Now as I approach my last recruitment at Millikin, I am reminded of how lucky I am to have both my in-person and virtual experiences with Greek Life. 

As a freshman pre-Covid, I was able to see how recruitment, bid day, and the new member process, as well as Greek Life as a whole, are traditionally done. I was able to experience the history, rituals, and events as they were meant to be: in-person and maskless. 

Although I didn’t know it then, this was preparing me for my senior year, as I am a part of the only class who knows what Greek Life pre-Covid looked like. It is now my duty to share my knowledge that I learned just a few years ago to those who were robbed of those opportunities, in hopes of eventually returning to that normalcy we once had. 

My pre-Covid experience also taught me the importance of stability, tradition, and leadership. While sometimes changing things up is necessary or positive, Covid showed me that too much change can have lasting consequences.

Like I previously mentioned, I am in the last class that was in college before Covid. This means that the two classes in Greek Life below me, don’t have the full grasp of what it means to be in a sorority or fraternity. While we can do our best to be leaders for them, they lack the foundation that I was given as a new member my freshman year.

Never again will I take the stability of a pandemic-less world, college, and Greek Life for granted.

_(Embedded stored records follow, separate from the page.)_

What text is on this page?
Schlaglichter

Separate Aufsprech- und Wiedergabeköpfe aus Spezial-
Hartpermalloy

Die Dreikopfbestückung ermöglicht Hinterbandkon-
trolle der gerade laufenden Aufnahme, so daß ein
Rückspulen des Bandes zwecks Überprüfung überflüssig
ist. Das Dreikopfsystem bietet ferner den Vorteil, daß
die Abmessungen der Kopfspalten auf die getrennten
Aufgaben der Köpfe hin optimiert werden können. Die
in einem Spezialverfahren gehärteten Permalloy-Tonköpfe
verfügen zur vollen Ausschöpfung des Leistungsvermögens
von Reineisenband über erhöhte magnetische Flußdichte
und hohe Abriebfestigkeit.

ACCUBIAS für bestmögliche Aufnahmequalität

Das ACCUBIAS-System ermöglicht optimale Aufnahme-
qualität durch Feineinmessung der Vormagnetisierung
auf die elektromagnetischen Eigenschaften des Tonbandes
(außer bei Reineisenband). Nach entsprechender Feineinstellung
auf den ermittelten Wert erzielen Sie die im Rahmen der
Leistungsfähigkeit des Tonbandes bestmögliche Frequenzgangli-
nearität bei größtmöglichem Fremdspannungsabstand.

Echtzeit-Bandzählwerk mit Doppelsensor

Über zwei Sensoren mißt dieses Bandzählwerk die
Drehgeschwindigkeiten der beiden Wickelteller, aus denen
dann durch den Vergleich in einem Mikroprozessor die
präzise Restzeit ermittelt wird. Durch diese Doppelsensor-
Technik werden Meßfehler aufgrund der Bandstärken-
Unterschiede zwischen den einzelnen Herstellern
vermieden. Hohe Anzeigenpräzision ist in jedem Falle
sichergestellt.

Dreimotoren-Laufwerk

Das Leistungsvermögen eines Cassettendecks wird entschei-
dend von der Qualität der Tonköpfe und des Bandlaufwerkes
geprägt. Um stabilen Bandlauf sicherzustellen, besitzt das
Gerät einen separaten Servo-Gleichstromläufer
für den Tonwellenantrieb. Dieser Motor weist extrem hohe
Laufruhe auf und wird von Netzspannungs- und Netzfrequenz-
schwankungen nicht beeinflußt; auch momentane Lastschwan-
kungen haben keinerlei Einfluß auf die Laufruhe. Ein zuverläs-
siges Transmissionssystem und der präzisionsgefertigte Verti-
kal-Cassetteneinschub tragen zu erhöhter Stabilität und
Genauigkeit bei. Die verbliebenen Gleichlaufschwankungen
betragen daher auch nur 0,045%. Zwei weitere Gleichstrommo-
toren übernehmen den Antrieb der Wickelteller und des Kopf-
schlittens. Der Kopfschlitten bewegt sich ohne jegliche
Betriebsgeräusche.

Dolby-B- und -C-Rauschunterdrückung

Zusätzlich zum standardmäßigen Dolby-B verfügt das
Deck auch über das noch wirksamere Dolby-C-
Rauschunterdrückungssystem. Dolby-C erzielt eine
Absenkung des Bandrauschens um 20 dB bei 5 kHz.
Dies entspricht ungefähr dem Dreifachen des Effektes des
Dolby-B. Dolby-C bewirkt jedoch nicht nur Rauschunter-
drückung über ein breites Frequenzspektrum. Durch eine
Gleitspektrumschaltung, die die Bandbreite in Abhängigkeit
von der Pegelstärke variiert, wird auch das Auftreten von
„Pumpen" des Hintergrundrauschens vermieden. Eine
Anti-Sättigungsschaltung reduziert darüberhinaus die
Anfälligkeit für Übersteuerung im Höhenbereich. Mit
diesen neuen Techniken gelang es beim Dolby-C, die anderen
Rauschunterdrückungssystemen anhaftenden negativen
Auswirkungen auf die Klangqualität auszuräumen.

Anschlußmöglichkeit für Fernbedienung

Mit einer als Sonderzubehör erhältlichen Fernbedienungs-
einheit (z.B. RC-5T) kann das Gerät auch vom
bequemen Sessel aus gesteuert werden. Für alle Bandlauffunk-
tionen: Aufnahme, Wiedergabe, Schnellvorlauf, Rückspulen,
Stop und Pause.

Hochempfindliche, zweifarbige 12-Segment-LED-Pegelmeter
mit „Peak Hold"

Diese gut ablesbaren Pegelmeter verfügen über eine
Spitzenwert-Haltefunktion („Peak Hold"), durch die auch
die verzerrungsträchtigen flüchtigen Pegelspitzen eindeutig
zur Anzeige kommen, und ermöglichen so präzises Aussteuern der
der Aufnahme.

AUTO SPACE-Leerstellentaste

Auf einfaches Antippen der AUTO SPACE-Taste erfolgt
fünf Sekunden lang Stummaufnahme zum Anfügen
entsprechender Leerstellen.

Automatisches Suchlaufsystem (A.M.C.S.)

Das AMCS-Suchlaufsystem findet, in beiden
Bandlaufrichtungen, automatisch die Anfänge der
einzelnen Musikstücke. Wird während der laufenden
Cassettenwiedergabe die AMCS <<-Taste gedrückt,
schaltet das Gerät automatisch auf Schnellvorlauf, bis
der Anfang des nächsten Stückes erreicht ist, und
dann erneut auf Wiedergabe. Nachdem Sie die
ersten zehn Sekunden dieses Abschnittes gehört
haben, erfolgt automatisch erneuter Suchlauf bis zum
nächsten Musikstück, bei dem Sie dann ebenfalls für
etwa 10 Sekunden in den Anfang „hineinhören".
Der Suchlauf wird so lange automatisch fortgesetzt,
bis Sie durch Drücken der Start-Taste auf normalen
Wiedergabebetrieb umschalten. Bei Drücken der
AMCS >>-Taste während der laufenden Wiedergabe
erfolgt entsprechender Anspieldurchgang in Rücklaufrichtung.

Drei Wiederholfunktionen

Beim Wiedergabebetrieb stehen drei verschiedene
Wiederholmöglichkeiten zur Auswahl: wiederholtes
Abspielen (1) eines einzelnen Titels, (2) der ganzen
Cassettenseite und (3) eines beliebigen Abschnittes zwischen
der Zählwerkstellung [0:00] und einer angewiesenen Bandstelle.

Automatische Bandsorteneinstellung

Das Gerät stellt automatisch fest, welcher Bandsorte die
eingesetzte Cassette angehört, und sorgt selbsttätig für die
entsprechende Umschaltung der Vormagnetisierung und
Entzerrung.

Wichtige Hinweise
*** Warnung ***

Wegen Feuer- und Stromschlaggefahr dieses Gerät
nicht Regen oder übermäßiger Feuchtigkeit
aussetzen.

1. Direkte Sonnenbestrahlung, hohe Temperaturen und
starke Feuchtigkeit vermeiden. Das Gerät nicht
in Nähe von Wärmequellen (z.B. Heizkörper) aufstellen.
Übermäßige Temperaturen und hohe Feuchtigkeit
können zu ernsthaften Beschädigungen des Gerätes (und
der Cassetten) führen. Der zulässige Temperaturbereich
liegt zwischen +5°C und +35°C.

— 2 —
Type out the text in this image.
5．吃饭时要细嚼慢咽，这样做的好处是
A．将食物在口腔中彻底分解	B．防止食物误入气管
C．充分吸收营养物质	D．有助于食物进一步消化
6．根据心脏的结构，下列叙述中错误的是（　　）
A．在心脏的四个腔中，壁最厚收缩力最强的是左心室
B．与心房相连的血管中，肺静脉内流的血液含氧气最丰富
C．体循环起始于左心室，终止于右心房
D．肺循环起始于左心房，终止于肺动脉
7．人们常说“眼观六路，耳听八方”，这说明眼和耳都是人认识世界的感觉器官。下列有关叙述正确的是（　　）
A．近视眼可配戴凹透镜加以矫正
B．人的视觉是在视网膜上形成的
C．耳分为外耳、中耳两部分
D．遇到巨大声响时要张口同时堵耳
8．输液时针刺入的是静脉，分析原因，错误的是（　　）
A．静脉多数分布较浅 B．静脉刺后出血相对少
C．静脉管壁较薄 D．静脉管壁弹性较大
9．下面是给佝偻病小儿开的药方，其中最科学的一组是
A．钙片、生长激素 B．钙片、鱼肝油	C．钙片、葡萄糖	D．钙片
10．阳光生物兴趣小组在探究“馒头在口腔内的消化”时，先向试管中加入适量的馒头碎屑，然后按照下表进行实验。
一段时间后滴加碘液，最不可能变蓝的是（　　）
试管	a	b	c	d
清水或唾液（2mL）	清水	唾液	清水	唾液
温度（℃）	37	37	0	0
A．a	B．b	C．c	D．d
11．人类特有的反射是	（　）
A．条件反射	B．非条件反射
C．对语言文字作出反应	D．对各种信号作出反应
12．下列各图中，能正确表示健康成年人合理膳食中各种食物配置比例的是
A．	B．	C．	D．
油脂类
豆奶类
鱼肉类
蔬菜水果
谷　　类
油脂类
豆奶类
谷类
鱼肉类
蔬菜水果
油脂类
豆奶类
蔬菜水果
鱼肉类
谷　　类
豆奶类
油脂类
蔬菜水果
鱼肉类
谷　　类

Just as I am grateful for the in-person, I am also grateful for what I learned through Greek Life during Covid-19 and while hosting events virtually or socially distant.

I have learned the importance of conversation. This time last year, we were preparing for virtual recruitment, which looked entirely different from what I was used to. The one thing however that didn’t change, was the opportunity to get to know new people.

On the last night of virtual recruitment I had made such a strong bond with a potential new member (PNM), to the point that we both left the Zoom crying (good, passionate tears of course). Despite the lack of a physical or in-person connection, that bond was still able to be formed.

If anything, virtual recruitment better equipped me for where I am now as well. I am a strong believer that if you can make a meaningful connection with someone on Zoom, you can make a meaningful connection with anyone anywhere.

These meaningful connections are what have made my time in Millikin Greek Life so worthwhile. My best friends, my leadership opportunities, even my current job, have all been brought to me by and through the relationships I have made being a member of Tri Delta.

This is why, as recruitment week begins, I feel overwhelming joy that I am able to share my passion, my experiences, and my knowledge for Greek Life to the active members below me and to the PNMS I have the privilege of getting to know. Greek Life has truly been an adventure and family I never knew I needed, but I am eternally grateful for.